Bahkan NTP untuk Perikanan Tangkap lanjutnya, berada pada angka 117,72 pada Februari 2017 lalu menurun menjadi 115,96 pada Maret 2017, namun NTP-nya termasuk dalam urutan tiga besar nasional.
“Tingginya NTP tangkap tentunya terkait dengan intervensi pemerintah baik pusat maupun daerah seperti bantuan kapal, pembangunan pelabuhan perikanan, pembangunan sistem rantai dingin seperti pabrik es, cold storedge serta bimtek,” ujar Hasanuddin Atjo.
Sedangkan kontribusi perikanan budidaya (tawar, payau dan laut) lanjutnya, masih di bawah 100 persen (85-86 %).

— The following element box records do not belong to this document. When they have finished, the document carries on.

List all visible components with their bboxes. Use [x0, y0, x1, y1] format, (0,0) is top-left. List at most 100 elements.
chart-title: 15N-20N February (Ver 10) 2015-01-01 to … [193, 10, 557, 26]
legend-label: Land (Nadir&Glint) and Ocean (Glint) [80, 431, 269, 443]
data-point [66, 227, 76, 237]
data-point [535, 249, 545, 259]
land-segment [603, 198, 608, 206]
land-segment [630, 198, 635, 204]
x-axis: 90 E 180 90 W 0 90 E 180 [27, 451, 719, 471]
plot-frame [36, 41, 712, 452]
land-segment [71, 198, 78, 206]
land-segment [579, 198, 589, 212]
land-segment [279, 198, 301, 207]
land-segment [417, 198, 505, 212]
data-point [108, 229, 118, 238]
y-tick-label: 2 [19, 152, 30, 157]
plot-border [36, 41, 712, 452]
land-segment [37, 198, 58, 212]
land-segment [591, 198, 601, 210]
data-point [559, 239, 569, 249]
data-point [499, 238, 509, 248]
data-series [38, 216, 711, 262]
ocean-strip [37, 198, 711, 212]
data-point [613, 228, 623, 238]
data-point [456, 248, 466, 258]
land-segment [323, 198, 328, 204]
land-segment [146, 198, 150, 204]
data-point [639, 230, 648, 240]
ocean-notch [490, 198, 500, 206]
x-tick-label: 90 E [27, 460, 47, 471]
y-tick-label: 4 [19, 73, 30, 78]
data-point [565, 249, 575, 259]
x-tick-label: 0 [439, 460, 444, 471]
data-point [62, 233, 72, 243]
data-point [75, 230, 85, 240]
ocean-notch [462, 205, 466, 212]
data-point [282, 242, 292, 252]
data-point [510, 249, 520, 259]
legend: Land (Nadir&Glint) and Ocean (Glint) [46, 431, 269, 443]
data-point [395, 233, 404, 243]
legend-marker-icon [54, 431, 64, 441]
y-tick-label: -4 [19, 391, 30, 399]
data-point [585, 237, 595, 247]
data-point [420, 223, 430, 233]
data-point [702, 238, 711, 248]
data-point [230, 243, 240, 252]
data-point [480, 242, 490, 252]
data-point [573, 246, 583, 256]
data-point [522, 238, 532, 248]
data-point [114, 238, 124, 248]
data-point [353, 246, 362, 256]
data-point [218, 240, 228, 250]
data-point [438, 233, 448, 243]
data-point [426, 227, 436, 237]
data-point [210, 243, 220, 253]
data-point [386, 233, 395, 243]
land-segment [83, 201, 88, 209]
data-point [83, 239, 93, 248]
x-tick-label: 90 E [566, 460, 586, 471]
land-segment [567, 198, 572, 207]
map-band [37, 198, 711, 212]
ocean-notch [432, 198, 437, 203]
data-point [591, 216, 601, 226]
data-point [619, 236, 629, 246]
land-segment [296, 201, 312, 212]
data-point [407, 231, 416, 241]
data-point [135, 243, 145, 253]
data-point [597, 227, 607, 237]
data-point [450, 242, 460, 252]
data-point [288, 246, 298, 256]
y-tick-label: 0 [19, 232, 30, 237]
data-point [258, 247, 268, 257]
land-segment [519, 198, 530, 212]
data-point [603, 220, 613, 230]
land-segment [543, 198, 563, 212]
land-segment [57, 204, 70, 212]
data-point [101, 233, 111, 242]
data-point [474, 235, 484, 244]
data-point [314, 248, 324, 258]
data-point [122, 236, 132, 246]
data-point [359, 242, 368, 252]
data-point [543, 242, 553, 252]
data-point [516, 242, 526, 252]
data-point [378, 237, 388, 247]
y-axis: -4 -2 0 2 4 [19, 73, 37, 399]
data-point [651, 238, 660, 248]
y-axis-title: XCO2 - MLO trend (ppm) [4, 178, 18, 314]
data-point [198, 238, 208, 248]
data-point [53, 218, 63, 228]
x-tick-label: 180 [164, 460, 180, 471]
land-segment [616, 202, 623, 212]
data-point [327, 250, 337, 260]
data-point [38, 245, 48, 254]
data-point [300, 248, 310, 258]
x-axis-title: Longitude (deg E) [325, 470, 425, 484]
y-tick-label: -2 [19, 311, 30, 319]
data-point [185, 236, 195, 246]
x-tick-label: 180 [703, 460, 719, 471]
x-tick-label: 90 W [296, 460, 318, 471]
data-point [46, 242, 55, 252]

Rendahnya NTP Budidaya ini antara lain disebabkan skala usahanya kecil dan menerapkan teknologi konvensional. “Kegiatan budidaya secara umum belum menjadi usaha pokok,” jelasanya.
Untuk diketahui kata Hasanuddin Atjo, proritas pembangunan Kelautan dan Perikanan di Sulteng 2011-2015 diarahkan ke pengembangan perikanan tangkap yang NTP saat itu sekitar 104-105 persen.
Sehingga, saat itu anggaran pembangunan untuk membangun infrastruktur dasar (pelabuhan, pabrik es dan cold storedge), bantuan kapal serta pengembangan SDM.
Selanjutnya, 2016-2021 prioritas pembangunan selain perikanan tangkap, juga diarahkan kepada pengembangan budidaya (tawar, payau dan laut), antara lain pengembangan infrastruktur, bantuan stimulan dan transformasi inovasi budidaya dan prosesing. Diprediksi, NTP Budidaya 5 tahun ke depan sudah di atas 100 persen.